Who Am I?

I am an avid runner and have been running since I was 15 years old. I began running low to medium distances while on my high school track team, running the 800 meter and 1600 meter races (I was a sub 5 miler and a 2 minute 800 runner). In addition to the track team, I also joined the cross country team. After high school I still wanted to run and decided to start doing road races. I have probably ran a couple hundred 5k races (16.29 PR)along with many 10k's as well. In 2009 I decided to step up my game and try to tackle my first marathon. I will be honest; the only reason I did this was because my father ran a few and I wanted to show him that I could do what he did. I trained poorly for my first one and regret it. If you are going to run a race, train like you want to win. I still continue to run marathons and other distances as well, and every race is a chance for me to better myself.
I started this blog to hopefully communicate with other runners and to shed any knowledge I may have about the sport that can help other runners. I believe running is the best sport and can be a great stress reliever. I encourage all runners to spread the word of our sport and show people why running is so good and why the community of runners has such great people. You can follow me on twitter @byrne1324 or find me on facebook- Shaun Byrne

Sunday, September 6, 2015

Buffalo Creek Half Week 9 Training: Getting Mental

This week was all about not only putting in the miles but doing courses that would really test my mental toughness. One thing I have learned over 20 years of running is your mental toughness is just as important as your physical toughness. Your mind will want to quit on you before your body does, if you can fight through your mind saying quit you will do much better in a race. With that in mind every course I picked was for this week was going to make me want to give up and push my body to it's limit.


MONDAY: 5K at race pace.  The course I chose was an old race course that use to give me problems. It has 2 major hills and 2 smaller hills that are guaranteed to tire out your legs. In previous races on the course my best time was 23:14. Monday I ran it in 22:12. I had to tell myself a few times to keep going and not give up. I never looked at my time until I was finished and after I saw my time instead of getting happy for a PR on the course, I immediately said "I could of went faster". It's moments like these that are showing me my improvements.

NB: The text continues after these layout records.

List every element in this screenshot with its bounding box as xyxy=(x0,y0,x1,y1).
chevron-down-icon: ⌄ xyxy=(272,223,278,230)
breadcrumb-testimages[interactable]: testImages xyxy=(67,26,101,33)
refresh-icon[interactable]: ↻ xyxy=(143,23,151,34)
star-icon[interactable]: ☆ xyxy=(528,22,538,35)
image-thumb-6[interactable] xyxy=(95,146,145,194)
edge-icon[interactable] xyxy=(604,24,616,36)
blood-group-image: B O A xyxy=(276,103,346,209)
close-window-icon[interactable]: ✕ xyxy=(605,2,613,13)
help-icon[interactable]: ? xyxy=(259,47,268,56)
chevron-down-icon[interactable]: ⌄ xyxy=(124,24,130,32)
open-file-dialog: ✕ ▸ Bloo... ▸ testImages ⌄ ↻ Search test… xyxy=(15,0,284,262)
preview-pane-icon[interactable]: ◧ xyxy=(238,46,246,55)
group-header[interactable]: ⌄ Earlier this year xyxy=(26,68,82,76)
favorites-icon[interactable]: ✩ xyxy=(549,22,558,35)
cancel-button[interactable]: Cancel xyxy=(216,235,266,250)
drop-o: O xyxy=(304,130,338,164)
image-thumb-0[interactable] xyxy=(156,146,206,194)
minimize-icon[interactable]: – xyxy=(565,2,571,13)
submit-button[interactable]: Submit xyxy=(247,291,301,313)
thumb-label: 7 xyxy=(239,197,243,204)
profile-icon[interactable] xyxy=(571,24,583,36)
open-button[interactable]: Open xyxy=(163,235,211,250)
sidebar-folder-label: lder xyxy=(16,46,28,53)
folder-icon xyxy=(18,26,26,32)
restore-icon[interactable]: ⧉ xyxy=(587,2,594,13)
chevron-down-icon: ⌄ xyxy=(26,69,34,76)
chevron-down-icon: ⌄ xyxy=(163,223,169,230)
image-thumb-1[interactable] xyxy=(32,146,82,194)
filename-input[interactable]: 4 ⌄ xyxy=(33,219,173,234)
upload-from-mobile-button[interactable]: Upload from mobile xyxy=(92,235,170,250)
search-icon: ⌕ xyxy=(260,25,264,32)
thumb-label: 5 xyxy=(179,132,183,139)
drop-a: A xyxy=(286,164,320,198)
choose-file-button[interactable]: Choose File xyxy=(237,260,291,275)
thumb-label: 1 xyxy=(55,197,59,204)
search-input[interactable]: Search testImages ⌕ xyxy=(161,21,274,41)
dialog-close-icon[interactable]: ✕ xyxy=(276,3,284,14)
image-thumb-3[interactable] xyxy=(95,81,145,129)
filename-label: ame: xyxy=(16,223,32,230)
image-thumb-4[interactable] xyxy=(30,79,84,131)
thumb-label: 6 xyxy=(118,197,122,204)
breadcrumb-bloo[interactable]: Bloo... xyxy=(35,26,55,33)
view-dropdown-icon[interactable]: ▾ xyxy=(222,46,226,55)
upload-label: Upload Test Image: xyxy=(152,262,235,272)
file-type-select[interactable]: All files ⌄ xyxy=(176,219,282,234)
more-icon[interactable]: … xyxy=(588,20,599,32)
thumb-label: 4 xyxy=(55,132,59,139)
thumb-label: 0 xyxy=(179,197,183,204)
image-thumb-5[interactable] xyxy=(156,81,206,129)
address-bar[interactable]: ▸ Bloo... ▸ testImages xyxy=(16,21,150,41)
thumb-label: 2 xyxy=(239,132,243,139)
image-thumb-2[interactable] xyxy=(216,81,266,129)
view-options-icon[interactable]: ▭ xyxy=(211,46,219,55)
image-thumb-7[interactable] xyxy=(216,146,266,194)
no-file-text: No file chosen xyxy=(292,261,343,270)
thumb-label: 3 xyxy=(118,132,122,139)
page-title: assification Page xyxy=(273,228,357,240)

TUESDAY: GYM DAY: All day I knew I was going to the gym and all day I kept getting depressed because I knew the treadmill would hurt my shins. I am not sure if this is a mental thing or if at times it just kills my shins. I decided I needed to pull something out that might make me not think and just run. Enter my Nike shoes I purchased months ago and have had them waiting in the wings to get back on my feet and get ready for some races. Armed with the Nike's on my feet I made the treadmill my bitch. 4 miles at a 8:00 pace, followed by a great leg workout. These shoes will be worn for the great race and for the Buffalo Creek Half Marathon.

WEDNESDAY: 5 miles on a very hard hilly course. This run went good as far as the running part but about 1 mile into the run I got hit the BG'S. What is the BG's you ask? That is the bubble guts. My stomach started to rumble and make all types of odd noises. I happened to be in a place with no bathrooms in sight, however there was a nice set of woods. I don't need to go into detail but lets just say I started this run with 2 sleeves on my shirt and when I got done I was wearing a sleeveless shirt.
Rather than that little mishap the run went pretty good.

THURSDAY: HILL WORKOUT:  I found a grass hill that is about 300 meters straight up. I would sprint up the hill and jog back down. There was no resting and by the end of it I thought I was going to collapse. I never gave up though, and I just kept telling myself the race I am training is all down hill so imagine how fast I will be able to go if I am training running up hills.

FRIDAY: REST DAY: Most weeks I don't need a rest day, but this day felt so nice since I really pushed my legs during most runs.  I still had to cut the grass so it's not like I was just sitting and resting them though.

SATURDAY: LONG RUN: 10 miles at about 75 percent speed.  My legs felt heavy for the first 2 miles but once they got loose I was really feeling good. The course I ran was not an easy one which made it even better. Anytime I felt the urge to stop I was able to push through and keep going. It was a huge confidence booster as the weeks start to get closer to race day.


SUNDAY: By the time you read this I will be either driving too or I will be in Charleston, South Carolina. Amanda and I are finally going on a much needed vacation this year. I will have to use this day as a rest day since we will be driving most of the day, but I am not mad at all. Don't expect another post from me until next Monday. I will still be reading all my favorite blogs and commenting through out the week, but I am not going to take time out of my vacation to write my own. Don't worry my running gear is packed and I am ready for some good beach running.

What I took away from this hard week was, I am ready!  There is still room for improvement up until the race, but I am already in the mind set that this race is going to be a special one for me. Every week I plan on throwing in courses that make me work hard until the end of the run. One thing I lost in previous races was my mental toughness, I trained for the physical part but not the mental part. This time around I am working on both, and I expect a better outcome that past races.

How was your week?
How you handle training with vacation?